O senador e ex-ministro da Saúde José Serra (PSDB/SP)
apresentou na última semana um projeto de lei que estabelece prazos e garante
velocidade, transparência e mais controle social para o registro e alterações
pós registro de medicamentos no Brasil (PLS 727/2015) em benefício da saúde do
povo brasileiro. A proposição combate atrasos históricos, sem comprometer a
qualidade da oferta, oferece o arcabouço legal para o cumprimento das
obrigações da Agência Nacional de Vigilância Sanitária (Anvisa) e assegura o
acesso maior e mais rápido da população aos medicamentos mais importantes.
Por meio de alterações das Leis nº 6.360, de 23 de setembro
de 1976, e nº 9.782, de 26 de janeiro de 1999, Serra estabelece, no projeto, um
prazo máximo de avaliação de registro conforme a classificação do medicamento
em uma escala de três categorias: urgente, prioritária e ordinária. “A lei que
regula a obtenção dos registros, de 1976, está ultrapassada e desmoralizada”,
alertou Serra.
Ele salientou que em fevereiro deste ano, o tempo de
concessão de registro de medicamentos genéricos (997 dias), similares (850
dias), novos (512 dias) e biológicos (528 dias) foi espantosamente superior ao
prazo máximo de 90 dias determinado por esta lei.
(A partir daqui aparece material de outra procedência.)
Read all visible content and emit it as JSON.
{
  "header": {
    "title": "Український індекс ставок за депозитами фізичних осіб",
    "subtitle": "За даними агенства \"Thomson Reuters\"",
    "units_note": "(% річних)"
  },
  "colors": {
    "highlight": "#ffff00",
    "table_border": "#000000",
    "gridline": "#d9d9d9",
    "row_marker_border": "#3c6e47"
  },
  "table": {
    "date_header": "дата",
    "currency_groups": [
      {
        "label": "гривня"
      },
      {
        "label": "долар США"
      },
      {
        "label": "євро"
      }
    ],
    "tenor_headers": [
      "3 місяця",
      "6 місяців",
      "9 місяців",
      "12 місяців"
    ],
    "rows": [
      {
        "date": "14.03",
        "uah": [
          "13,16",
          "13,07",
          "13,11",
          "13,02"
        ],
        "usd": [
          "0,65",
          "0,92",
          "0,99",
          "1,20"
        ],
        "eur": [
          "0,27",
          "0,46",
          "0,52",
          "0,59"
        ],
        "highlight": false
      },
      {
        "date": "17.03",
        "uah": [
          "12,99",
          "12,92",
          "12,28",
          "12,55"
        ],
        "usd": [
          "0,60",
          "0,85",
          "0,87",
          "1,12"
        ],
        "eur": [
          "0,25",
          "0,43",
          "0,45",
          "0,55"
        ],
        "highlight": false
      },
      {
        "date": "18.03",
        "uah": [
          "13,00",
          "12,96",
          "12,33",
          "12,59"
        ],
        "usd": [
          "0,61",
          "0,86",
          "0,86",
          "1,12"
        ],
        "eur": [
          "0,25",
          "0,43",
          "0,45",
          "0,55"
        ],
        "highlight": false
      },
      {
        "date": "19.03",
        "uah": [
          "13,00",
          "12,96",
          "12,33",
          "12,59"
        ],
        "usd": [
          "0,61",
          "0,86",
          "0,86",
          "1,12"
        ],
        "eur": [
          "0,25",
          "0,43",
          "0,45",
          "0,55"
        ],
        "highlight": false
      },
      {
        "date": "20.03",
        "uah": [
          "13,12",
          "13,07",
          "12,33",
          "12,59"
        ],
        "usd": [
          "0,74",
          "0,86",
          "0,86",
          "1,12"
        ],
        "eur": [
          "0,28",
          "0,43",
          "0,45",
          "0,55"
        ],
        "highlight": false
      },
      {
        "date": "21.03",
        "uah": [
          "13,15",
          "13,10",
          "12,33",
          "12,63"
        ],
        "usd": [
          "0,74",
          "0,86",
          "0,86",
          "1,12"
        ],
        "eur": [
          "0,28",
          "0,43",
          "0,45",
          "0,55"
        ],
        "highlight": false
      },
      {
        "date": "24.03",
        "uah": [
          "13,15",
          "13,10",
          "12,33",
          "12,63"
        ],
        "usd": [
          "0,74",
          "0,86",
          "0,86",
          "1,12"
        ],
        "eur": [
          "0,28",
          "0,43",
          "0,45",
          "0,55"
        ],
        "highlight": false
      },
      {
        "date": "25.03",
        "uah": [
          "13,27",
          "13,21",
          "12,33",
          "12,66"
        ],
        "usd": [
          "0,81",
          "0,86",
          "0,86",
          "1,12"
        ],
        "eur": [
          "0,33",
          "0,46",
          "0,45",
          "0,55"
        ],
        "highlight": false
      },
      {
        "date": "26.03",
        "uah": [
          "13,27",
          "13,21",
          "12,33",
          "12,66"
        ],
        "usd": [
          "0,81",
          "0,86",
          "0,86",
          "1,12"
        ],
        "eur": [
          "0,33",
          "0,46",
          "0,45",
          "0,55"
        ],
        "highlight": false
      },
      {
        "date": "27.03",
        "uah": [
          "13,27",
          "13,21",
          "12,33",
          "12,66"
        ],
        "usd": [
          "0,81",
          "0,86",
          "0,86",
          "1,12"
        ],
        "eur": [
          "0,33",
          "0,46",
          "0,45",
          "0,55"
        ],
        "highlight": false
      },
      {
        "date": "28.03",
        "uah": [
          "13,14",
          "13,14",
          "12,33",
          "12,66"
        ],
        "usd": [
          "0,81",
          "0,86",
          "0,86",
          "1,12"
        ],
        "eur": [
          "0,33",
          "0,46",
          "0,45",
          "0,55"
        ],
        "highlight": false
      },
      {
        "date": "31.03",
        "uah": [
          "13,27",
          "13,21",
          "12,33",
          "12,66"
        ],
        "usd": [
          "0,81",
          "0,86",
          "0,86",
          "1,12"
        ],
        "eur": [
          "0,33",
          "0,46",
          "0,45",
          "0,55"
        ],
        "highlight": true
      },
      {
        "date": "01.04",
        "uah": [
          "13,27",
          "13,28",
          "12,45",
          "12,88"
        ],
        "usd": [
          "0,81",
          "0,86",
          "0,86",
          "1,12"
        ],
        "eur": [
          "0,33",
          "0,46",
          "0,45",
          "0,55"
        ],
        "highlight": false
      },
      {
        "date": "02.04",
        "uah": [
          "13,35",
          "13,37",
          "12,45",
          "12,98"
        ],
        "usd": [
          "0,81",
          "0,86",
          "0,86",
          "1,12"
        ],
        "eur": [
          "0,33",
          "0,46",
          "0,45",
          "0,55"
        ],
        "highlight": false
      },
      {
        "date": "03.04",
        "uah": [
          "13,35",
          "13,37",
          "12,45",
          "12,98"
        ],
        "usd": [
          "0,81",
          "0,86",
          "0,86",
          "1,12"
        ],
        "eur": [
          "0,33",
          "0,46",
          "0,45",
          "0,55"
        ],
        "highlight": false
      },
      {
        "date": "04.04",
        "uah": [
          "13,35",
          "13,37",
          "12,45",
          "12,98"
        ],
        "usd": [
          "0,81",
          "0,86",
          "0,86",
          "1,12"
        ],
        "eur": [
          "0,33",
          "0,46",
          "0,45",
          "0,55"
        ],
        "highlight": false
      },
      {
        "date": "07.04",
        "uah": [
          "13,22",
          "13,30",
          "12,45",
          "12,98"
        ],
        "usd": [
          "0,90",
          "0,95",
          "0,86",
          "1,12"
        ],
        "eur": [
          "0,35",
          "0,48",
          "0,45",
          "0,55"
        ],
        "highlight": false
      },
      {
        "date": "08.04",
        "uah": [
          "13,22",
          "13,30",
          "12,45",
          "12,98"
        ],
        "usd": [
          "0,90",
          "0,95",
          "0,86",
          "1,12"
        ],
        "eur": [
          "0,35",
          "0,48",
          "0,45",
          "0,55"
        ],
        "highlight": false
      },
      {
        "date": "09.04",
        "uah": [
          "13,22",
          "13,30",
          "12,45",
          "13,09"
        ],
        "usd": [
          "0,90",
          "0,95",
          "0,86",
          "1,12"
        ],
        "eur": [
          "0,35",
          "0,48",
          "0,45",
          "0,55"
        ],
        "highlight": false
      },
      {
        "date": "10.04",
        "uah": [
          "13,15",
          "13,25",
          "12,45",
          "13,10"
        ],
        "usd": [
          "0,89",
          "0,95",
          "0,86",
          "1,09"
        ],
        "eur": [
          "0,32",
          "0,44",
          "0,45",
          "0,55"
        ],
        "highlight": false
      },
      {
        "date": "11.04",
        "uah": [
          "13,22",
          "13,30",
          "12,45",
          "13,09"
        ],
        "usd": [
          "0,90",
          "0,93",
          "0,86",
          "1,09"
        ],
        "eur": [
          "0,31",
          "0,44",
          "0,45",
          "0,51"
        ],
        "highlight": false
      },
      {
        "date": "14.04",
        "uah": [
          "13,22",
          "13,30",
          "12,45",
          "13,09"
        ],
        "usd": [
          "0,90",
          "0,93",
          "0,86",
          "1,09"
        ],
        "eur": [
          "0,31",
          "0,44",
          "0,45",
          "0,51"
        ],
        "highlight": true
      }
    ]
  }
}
O senador frisou que
atualmente as empresas requerentes de registro não recebem feedback atualizado
do tempo previsto para sua obtenção, nem sobre os critérios de avaliação
utilizados.
A preocupação de Serra com a qualidade, os custos e a oferta
de medicamentos vem do seu desempenho no Ministério da Saúde, entre 1998 e
2002. No período, Serra criou a Agência Nacional de Vigilância Sanitária
(Anvisa), implantou os medicamentos genéricos, a redução dos tributos federais
(PIS/Cofins) sobre antibióticos e remédios de uso continuado, o controle de
preços e as medidas de repressão à falsificação de remédios.
Critério dos prazos – Serra propõe como critério que os
prazos sejam vinculados a complexidade técnica do medicamento e seus benefícios
clínicos, econômicos e sociais. “Quanto menor a complexidade técnica e maior a
necessidade clínica, econômica ou social do medicamento, menor será o prazo,
que poderá variar de 90 a 360 dias para a autorização de registro e para
alteração pós-registro, com possibilidade de prorrogação por um terço do tempo
original”, situou.
De acordo com ele, essa mesma classificação deverá ser
atribuída ao estoque de aproximadamente dois mil pedidos de concessão de
registro e mais de cinco mil pedidos de renovação que aguardam deliberação da
Anvisa.
“Os pedidos em estoque deverão ter seus status divulgados e
prioridade na análise da Anvisa, que define a classificação de cada pedido”,
afirmou. “Se passados noventa dias não houver sido publicada a regulamentação
prevista, ficarão automaticamente vigentes os prazos de 360 dias para concessão
de registro de medicamentos e de 180 dias para alterações pós-registro, sem
possibilidade de prorrogação, até que a Anvisa regulamente as classificações
dos requerimentos de registros”, ressaltou.
A proposição determina que o prazo será automaticamente
expandido na hipótese da Anvisa solicitar retificações ao requerente do registro
de um novo remédio.
Controle social em tempo real – Para garantir maior
previsibilidade e transparência, o PLS 727/2015 determina a designação de um
servidor responsável e um substituto para o acompanhamento de cada pedido de
concessão e renovação de registro de medicamentos. Ainda de acordo com o
projeto, o acompanhamento de todas as informações sobre cada processo de
registro poderá ser feito por meio de uma plataforma online, a ser criada na
forma de regulamento pela Anvisa.
“A transparência nos registros, com a fixação de prazos e a
responsabilização da Anvisa, no caso de descumprimento, terão elevado impacto
social e econômico e aumentarão a accountability”, salientou José Serra. “Os
resultados esperados são o aumento do controle social, a previsibilidade na
aprovação de novos remédios e a velocidade nos registros de medicamentos. Tudo
em benefício da saúde do Brasil”, sintetizou o senador paulista.